—Geh fort!

Ich erhebe mich und zahle; als ich hinausgehe, grüsst mich der Bursche mit versteckten Beschimpfungen, die mein Herz in Wallung bringen, ohne meinen Zorn zu erregen.

Ich empfinde Mitleid mit mir selber und schäme mich für die andern.

Ich verzeihe den Schuldigen, indem ich sie als Dämonen betrachte, die nur ihre Pflicht erfüllen.

Doch ist die Ungnade der Vorsehung gar zu deutlich, und, sobald ich ins Hotel zurückgekehrt bin, beginne ich mein Kredit und Debet aufzustellen. Bisher, und das war meine Stärke, habe ich mich nicht beugen können, den andern recht zu geben, jetzt aber, durch die Hand des Unsichtbaren zu Boden geschlagen, versuche ich, mir unrecht zu geben, und wie ich mein Betragen während der letzten Wochen gründlich untersuche, ergreift mich Furcht. Mein Gewissen sagt mir die Wahrheit, rückhaltlos und unerbittlich.

Ich habe aus Hochmut, Hybris, gesündigt, dem einzigen Laster, das die Götter nicht verzeihen. Durch die Freundschaft des Doktor Papus, der meine Forschungen gelobt hatte, ermutigt, bildete ich mir ein, das Rätsel der Sphinx gelöst zu haben. Ein Nacheiferer des Orpheus, hielt ich es für meine Aufgabe, die Natur, die unter den Händen der Gelehrten gestorben war, wieder zu beleben.

In dem Bewusstsein, dass die Mächte mich beschützen, schmeichelte ich mir, durch meine Feinde nicht besiegt werden zu können; das ging so weit, dass ich die einfachsten Begriffe der Bescheidenheit verachtete.
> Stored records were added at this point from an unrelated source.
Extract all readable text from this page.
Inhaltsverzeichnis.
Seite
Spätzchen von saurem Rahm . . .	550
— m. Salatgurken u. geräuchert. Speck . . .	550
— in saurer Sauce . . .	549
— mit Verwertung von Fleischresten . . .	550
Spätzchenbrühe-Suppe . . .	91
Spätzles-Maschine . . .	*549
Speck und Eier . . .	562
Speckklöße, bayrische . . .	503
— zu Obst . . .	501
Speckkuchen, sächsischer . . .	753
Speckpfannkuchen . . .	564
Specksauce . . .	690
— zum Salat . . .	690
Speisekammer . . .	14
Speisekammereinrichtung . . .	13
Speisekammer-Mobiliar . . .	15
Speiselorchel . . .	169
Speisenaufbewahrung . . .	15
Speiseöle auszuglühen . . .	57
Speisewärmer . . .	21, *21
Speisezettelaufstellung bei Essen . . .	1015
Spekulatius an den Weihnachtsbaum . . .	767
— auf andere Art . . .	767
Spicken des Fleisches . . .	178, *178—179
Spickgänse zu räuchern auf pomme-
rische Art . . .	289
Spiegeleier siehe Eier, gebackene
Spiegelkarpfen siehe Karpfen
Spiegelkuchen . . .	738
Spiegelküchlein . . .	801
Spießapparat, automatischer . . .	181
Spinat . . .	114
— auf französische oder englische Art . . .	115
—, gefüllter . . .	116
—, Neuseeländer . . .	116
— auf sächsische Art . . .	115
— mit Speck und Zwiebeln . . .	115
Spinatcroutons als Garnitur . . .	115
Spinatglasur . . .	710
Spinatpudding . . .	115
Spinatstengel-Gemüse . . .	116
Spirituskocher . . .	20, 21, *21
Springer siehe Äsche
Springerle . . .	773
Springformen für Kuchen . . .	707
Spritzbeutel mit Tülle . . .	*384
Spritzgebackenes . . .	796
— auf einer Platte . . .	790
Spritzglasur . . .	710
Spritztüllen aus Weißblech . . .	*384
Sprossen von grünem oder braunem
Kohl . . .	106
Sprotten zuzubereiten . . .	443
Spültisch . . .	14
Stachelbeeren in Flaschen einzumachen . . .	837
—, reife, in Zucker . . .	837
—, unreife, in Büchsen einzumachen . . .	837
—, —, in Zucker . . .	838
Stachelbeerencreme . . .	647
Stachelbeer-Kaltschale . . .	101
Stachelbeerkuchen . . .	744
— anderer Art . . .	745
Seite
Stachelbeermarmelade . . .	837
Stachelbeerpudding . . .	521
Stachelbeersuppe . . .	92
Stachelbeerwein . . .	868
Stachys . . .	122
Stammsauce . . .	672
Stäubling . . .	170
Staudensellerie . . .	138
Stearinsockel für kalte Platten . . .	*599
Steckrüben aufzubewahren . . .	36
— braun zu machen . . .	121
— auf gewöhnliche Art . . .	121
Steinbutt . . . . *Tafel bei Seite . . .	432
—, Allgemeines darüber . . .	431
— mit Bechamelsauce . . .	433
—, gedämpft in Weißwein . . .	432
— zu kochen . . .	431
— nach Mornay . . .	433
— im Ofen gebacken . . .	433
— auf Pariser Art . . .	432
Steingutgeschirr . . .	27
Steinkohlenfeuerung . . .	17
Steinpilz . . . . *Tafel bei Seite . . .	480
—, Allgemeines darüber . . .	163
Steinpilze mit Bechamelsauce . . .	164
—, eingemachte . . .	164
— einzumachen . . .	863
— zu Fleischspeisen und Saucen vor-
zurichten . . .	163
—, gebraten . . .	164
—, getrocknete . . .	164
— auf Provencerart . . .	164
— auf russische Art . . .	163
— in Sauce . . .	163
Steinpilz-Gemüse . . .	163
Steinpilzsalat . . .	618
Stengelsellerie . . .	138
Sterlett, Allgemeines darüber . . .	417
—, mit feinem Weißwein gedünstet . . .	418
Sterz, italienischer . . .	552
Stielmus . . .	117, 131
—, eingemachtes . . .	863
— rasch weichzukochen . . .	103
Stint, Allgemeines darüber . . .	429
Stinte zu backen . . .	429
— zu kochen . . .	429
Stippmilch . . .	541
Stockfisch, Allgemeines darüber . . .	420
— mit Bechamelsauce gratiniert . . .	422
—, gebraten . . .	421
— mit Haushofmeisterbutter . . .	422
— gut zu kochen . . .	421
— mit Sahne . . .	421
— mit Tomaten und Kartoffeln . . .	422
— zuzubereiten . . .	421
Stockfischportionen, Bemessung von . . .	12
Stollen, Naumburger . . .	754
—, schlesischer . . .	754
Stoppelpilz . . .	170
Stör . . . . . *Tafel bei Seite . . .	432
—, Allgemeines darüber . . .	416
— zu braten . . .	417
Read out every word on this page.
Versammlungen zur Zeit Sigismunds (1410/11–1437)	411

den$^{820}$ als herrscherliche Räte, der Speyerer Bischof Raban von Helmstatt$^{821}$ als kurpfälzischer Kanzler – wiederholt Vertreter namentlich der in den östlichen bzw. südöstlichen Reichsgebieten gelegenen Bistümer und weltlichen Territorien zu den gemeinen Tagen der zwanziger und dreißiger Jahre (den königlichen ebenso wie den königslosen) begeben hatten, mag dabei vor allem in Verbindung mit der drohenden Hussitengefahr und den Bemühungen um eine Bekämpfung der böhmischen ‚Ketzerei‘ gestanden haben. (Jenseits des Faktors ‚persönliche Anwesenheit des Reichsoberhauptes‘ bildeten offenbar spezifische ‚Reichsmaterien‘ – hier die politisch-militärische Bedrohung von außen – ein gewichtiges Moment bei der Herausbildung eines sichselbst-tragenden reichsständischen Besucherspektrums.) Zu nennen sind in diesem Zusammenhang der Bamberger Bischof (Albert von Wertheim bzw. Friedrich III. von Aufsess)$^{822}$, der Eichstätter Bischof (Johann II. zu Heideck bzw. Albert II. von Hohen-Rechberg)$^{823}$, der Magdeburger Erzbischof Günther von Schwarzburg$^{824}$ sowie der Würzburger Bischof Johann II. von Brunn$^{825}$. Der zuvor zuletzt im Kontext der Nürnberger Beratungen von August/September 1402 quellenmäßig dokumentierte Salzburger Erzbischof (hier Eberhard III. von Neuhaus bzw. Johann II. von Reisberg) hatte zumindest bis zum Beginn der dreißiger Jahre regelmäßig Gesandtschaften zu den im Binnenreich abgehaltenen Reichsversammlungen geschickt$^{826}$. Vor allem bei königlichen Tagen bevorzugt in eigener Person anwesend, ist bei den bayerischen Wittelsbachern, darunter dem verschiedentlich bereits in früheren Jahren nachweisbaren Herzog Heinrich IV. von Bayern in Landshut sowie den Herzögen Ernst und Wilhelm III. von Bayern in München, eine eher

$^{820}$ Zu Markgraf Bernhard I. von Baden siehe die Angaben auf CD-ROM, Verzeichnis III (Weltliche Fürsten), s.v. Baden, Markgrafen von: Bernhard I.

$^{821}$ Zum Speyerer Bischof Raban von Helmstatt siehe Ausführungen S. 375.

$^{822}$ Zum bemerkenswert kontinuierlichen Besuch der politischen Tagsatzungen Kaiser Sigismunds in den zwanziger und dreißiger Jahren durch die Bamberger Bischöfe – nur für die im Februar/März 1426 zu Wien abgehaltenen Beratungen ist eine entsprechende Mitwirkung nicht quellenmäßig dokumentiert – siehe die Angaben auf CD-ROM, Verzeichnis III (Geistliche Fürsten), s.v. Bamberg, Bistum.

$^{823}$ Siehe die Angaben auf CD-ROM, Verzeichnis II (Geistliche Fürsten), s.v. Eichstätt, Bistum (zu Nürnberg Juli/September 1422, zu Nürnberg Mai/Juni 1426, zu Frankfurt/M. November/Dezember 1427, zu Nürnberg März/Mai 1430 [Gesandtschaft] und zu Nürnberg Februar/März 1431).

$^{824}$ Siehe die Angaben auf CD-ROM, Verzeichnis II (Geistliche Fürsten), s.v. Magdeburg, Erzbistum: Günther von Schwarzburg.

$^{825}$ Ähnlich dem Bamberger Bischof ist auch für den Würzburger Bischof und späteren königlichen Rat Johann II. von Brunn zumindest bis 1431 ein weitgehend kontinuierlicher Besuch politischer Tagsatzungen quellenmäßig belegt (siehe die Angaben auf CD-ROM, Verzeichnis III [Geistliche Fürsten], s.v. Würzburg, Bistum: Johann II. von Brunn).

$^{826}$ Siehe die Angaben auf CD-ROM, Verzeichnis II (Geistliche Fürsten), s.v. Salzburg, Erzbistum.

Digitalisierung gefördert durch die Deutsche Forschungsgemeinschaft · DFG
Hier ist der rechte Augenblick, die Geschichte meines geheimnisvollen Freundes einzuschalten, der eine entscheidende Rolle in meinem Leben spielte: als Führer, Ratgeber, Tröster, Strafer und ausserdem als Helfer, der mich in zuweilen eintretenden Zeiten der Not mit neuen Mitteln versorgte. Schon 1890 schrieb er mir einen Brief auf ein Buch das ich damals erscheinen liess. Er hatte zwischen meinen Gedanken und denen der Theosophen Berührungspunkte gefunden und wollte meine Ansichten über den Okkultismus und über die Priesterin der Isis, Frau Blawatsky, wissen. Der anmassende Ton seiner Epistel missfiel mir, und ich verhehlte ihm das in meiner Antwort nicht. Vier Jahre später veröffentliche ich den "Antibarbarus" und empfange im kritischesten Augenblick meines Lebens von diesem Unbekannten einen zweiten Brief, in dem er mir in gehobenem, fast prophetischen Ton, eine schmerzensreiche und glorreiche Zukunft vorhersagt. In gleicher Weise legt er dar, aus welchen Gründen er den Briefwechsel wieder aufgenommen habe; ihm habe dazu eine Ahnung bestimmt, dass ich augenblicklich eine seelische Krise durchmache und vielleicht ein Wort des Trostes nötig habe. Schliesslich bietet er mir seine Unterstützung an, die ich jedoch ablehne, da ich auf meine elende Unabhängigkeit eifersüchtig bin.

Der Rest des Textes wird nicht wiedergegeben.